As for why these products actually hurt children’s vocabularies, Zimmerman et al. go into a bit more depth here than in the news story. They propose three explanations
- Poor language development motivates parents to purchase these types of products
- Residual confounding: that some factors unmeasured by the study played a role
- That the DVDs actually hurt language development, and were directly responsible for the 17-point difference in vocabulary.
It’s really remarkable that there haven’t been more studies of products like these. I suppose they have a commonsense appeal to people. But what about the designers of these products – are they designed in keeping with well-established ideas about cognitive development in the under-2s, or did they just try to copy what has worked with older children? Or did they just take a “commonsense” approach? I find it remarkable that studies like this haven’t been done sooner, and haven’t been done by the people who make these products – after all, it would be in their interest to say that their product works better than Product X.

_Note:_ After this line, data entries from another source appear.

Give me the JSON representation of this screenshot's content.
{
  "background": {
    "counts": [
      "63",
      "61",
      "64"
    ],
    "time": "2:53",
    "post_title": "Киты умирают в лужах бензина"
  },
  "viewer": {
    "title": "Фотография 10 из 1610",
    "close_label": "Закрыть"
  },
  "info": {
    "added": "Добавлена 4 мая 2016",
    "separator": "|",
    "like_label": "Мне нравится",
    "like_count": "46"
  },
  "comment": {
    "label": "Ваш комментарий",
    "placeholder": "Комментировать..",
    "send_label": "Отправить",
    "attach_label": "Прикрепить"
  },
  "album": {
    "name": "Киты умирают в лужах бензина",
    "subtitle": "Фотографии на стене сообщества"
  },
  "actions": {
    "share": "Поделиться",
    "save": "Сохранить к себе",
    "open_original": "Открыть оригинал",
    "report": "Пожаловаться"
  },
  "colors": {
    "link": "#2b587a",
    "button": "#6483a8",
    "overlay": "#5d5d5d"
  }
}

Zimmerman et al. end by calling for experimental trials to see if they can confirm the findings of their correlational study. But who would want to take that chance? While the study suggests that the harm done by these products is transitory, it still seems like a rather large chance to take. The ethics of exposing children to something like this seems rather questionable, if you suspect that it might be harmful.
*Zimmerman, Frederick J., Dimitri A. Christakis and Andrew N. Meltzoff. 2007. Associations between Media Viewing and Language Development in Children Under Age 2 Years. Journal of Pediatrics, in press.